O gaúcho velho sempre tivera verdadeira fascinação pelo
grande caudilho, o general Honório Lemes. Era uma afeição
de macho para macho. De general para general. Uma admiração que
beirava as raias da veneração por aquele maragato que pusera em
cagaço muita gente buena que se tinha por valente e ao encontrá-lo,
dera-se conta de que nem tanto. Era o Leão do Caverá, ao seu ver,
a encarnação do que havia de melhor do espírito aguerrido
gaúcho e que passara de peão de estância a general, por
aclamação, muy semelhante ao que lhe sucedera, nos tempos da Legalidade.
Como fora Alegrete um dos principais redutos maragatos, para lá enveredou
o homem, numa manhã de julho, para encontrar-se com a legendária
figura.
Montado, ia ao valente Malacara, o mesmo de tantas outras cavalgadas. Muitas
por necessidade. Outras, por precisão. Algumas, como nesses tempos de
emoções em que estava vivendo, por puro diletantismo. No trote,
dirigiu-se à Vila de Palmas, dali à Lavras. De Lavras até
Rosário, deixando São Gabriel pela destra e então, quando
dava o meio-dia e completava o terceiro sol de marcha, avistou o Texacão
do Caverá, que era um hotelzinho muy muquirana que ficava na beira da
carreteira, junto a um posto de gasolina - o tal de Texacão - às
portas da cidade berço do Oswaldo Aranha, do Mário Quintana, do
Piola, do Valderez Mutuca Garcez, do Oswaldo Chibiaque, do Adão Faraco,
do Nilo Rodrigues, do Antônio Carlos Bica, entre outros e que distava
mais de cinquenta léguas da fazenda - o Rincão do Sol, lá
no Basílio - de onde partira.
Os anos haviam passado desde sua ultima estada naquela terra e tudo
estava diferente. A velha carreteira, que outrora se usava para cortar caminho
até a faixa, passando pelo cemitério e pela pedreira, estava em
desuso e o chircal campeava solto como praga. No seu lugar, haviam aberto outras
faixas, de nomes Avenida República do Rio Grande e Rio Grande do Sul,
que eram utilizadas por quem cruzava o Ibirapuitã, passava na frente
do Aeroclube, do Parque de Exposições, dos puteiros de saudosas
noitadas e vinha sair mais ou menos no mesmo lugar onde a velha estrada saía
outrora e que agora, a não ser que se lhe soubesse da existência,
nem rastro se achava.
Junto do Ibirapuitã, que vinha alto na caixa, estacou. Deu um refrigério
no pingo que estava assoleado, embora a temperatura amena e sentou-se para esperar
o cair da noite enquanto o bagual, livre dos aperos, refestelava-se, de cascos
para cima, esfregando o lombo na grama rala das barrancas, queimada pela geada.

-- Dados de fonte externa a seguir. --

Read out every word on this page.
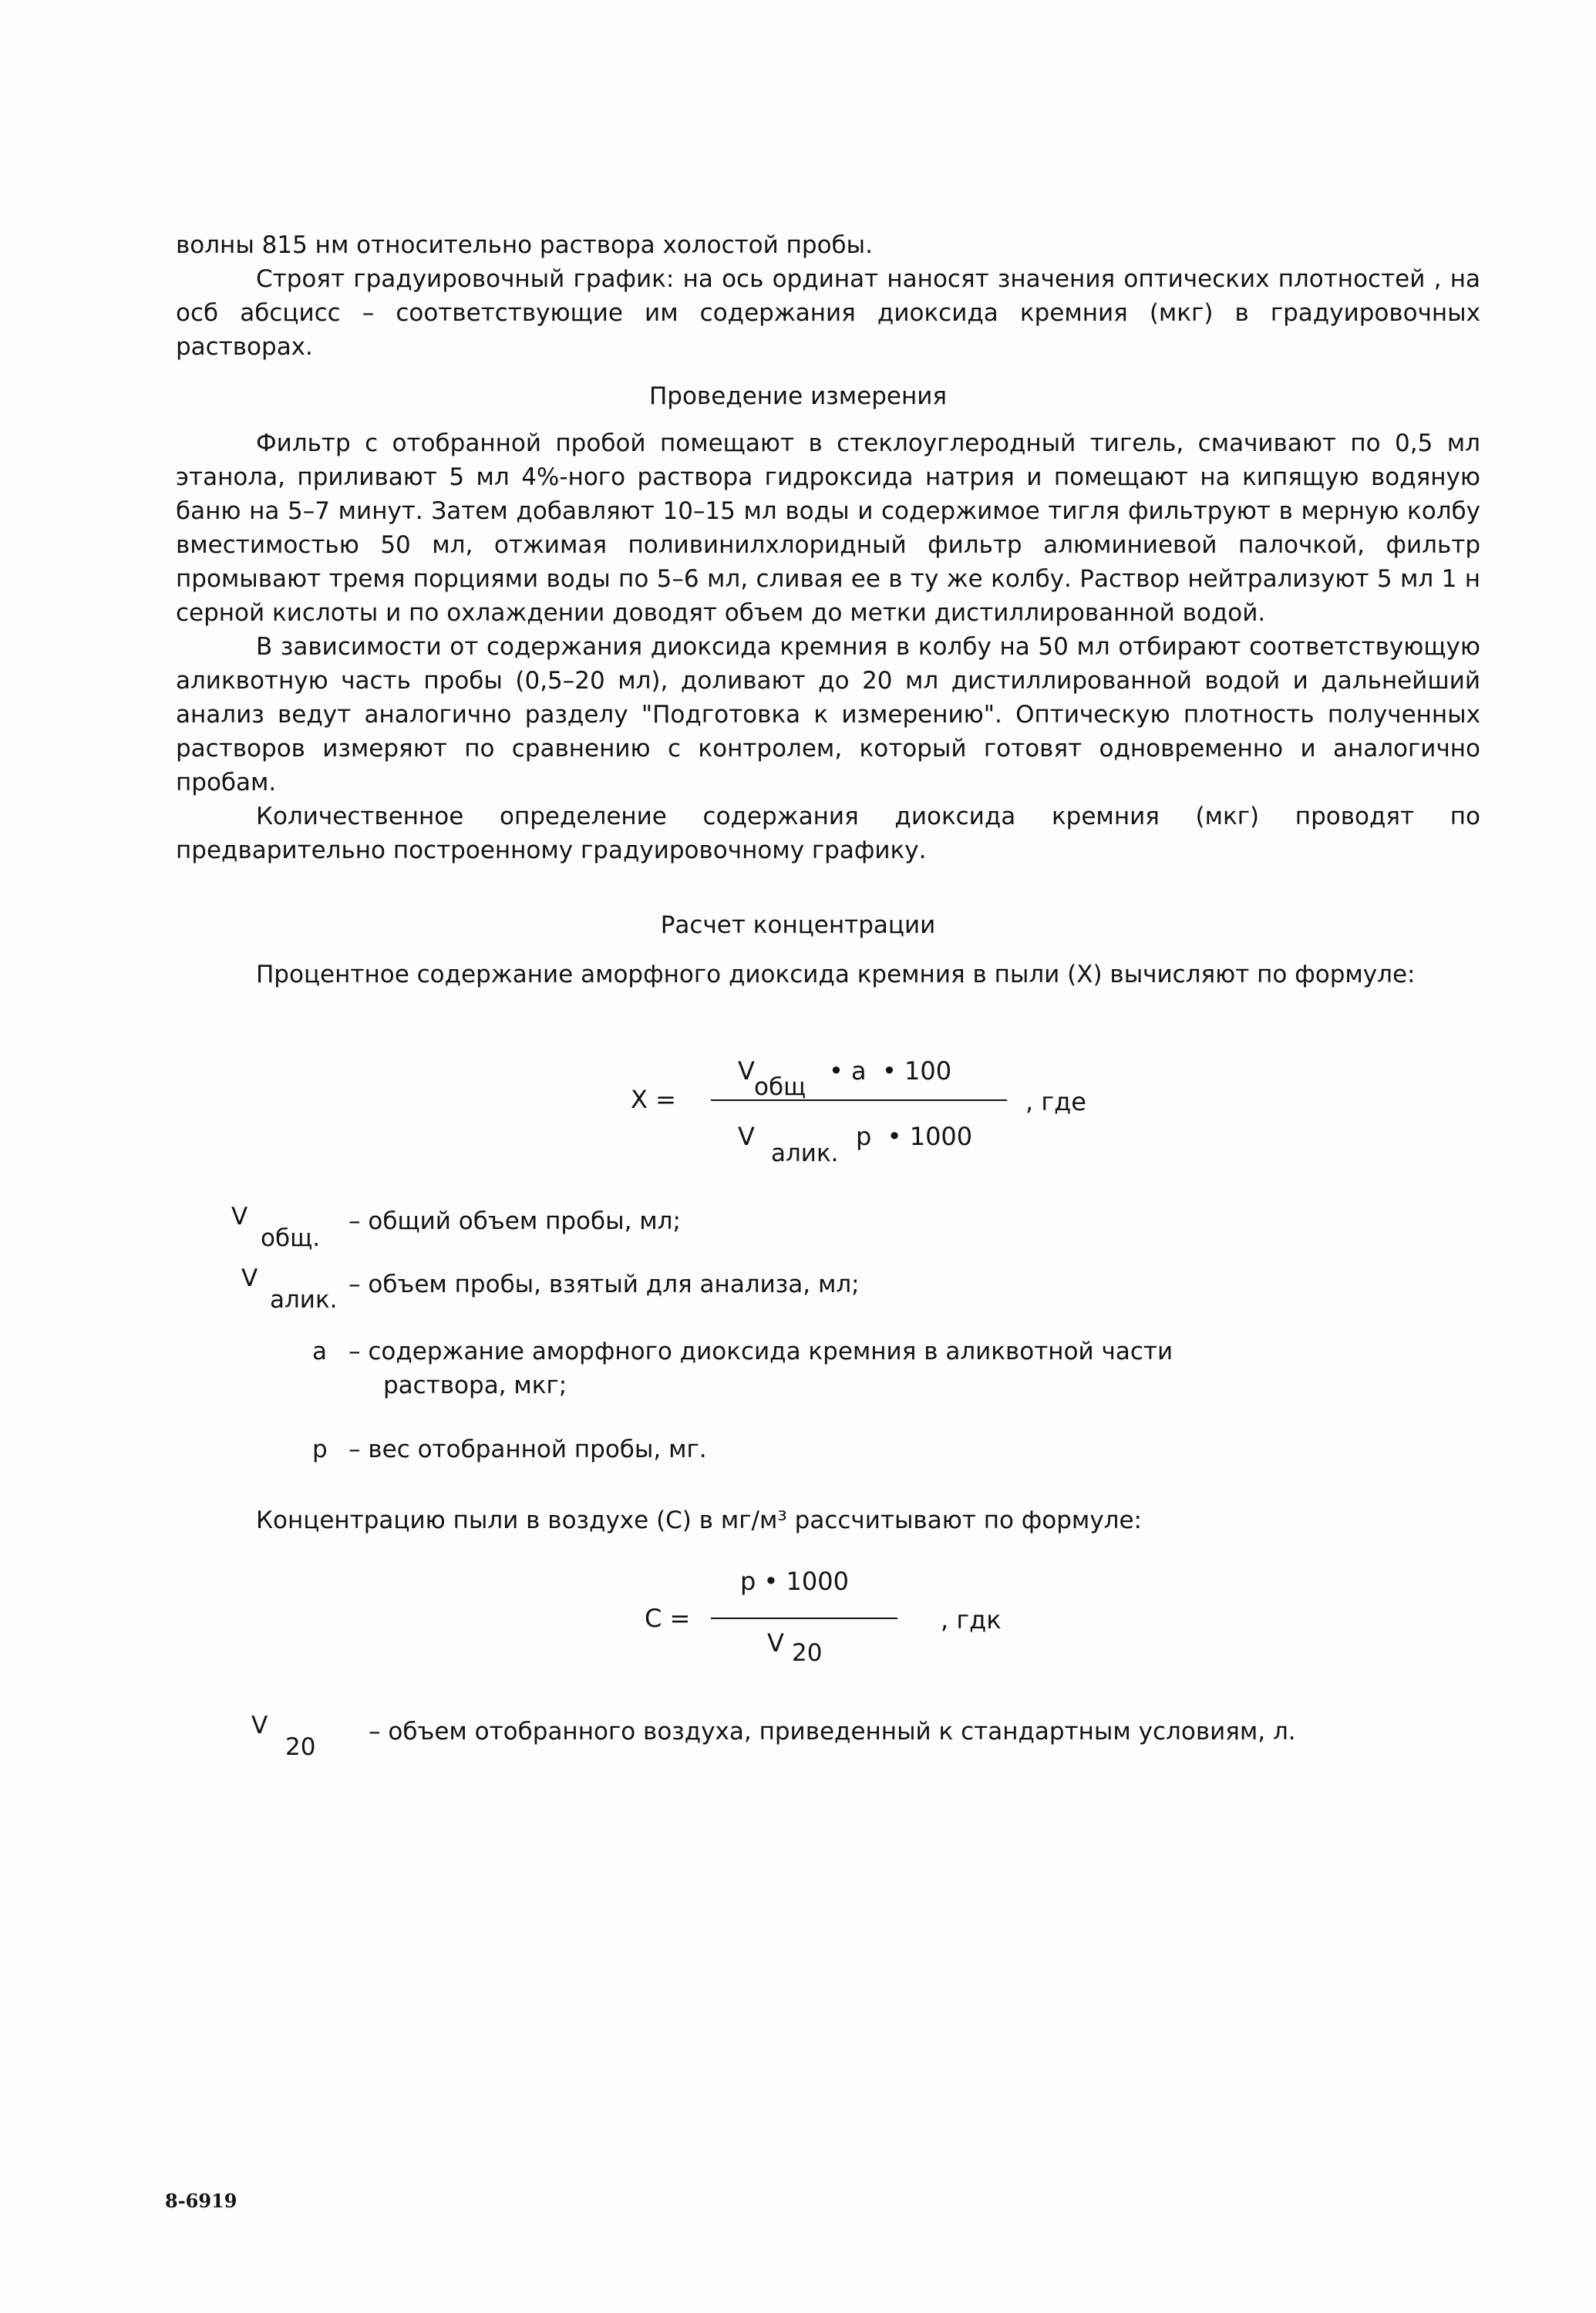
волны 815 нм относительно раствора холостой пробы.

Строят градуировочный график: на ось ординат наносят значения оптических плотностей , на осб абсцисс – соответствующие им содержания диоксида кремния (мкг) в градуировочных растворах.

Проведение измерения

Фильтр с отобранной пробой помещают в стеклоуглеродный тигель, смачивают по 0,5 мл этанола, приливают 5 мл 4%-ного раствора гидроксида натрия и помещают на кипящую водяную баню на 5–7 минут. Затем добавляют 10–15 мл воды и содержимое тигля фильтруют в мерную колбу вместимостью 50 мл, отжимая поливинилхлоридный фильтр алюминиевой палочкой, фильтр промывают тремя порциями воды по 5–6 мл, сливая ее в ту же колбу. Раствор нейтрализуют 5 мл 1 н серной кислоты и по охлаждении доводят объем до метки дистиллированной водой.

В зависимости от содержания диоксида кремния в колбу на 50 мл отбирают соответствующую аликвотную часть пробы (0,5–20 мл), доливают до 20 мл дистиллированной водой и дальнейший анализ ведут аналогично разделу "Подготовка к измерению". Оптическую плотность полученных растворов измеряют по сравнению с контролем, который готовят одновременно и аналогично пробам.

Количественное определение содержания диоксида кремния (мкг) проводят по предварительно построенному градуировочному графику.

Расчет концентрации

Процентное содержание аморфного диоксида кремния в пыли (X) вычисляют по формуле:

X =
V
общ
• a  • 100
V
алик.
p  • 1000
, где
V
общ.
– общий объем пробы, мл;
V
алик.
– объем пробы, взятый для анализа, мл;
a – содержание аморфного диоксида кремния в аликвотной части
раствора, мкг;
p – вес отобранной пробы, мг.

Концентрацию пыли в воздухе (С) в мг/м³ рассчитывают по формуле:

C =
p • 1000
V 20
, гдк
V
20
– объем отобранного воздуха, приведенный к стандартным условиям, л.
8-6919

Como vinha também cansado da marcha batida, acomodou-se enroscado no
poncho e lhe foram mermando as forças... Mermando as forças e
pesando as pálpebras, até que dormiu. E sonhou...
Num vórtice, afloraram as lembranças dos livros que lera, não
fazia muito, sobre o caudilho... E, naturalmente, sobre a razão da guerra
fratricida...
Com o fim da Revolução Federalista de 93, em 95, Júlio
de Castilhos, eleito em 20 de novembro de 92, governara o Estado até
1898. Bom administrador, recuperara as finanças do Continente, que se
haviam combalido. Reduzira a dívida pública à metade. Organizara
a Justiça Civil. Decretara impostos. Pusera em funcionamento o telégrafo,
as linhas de navegação, reorganizara a Secretaria de Obras Públicas.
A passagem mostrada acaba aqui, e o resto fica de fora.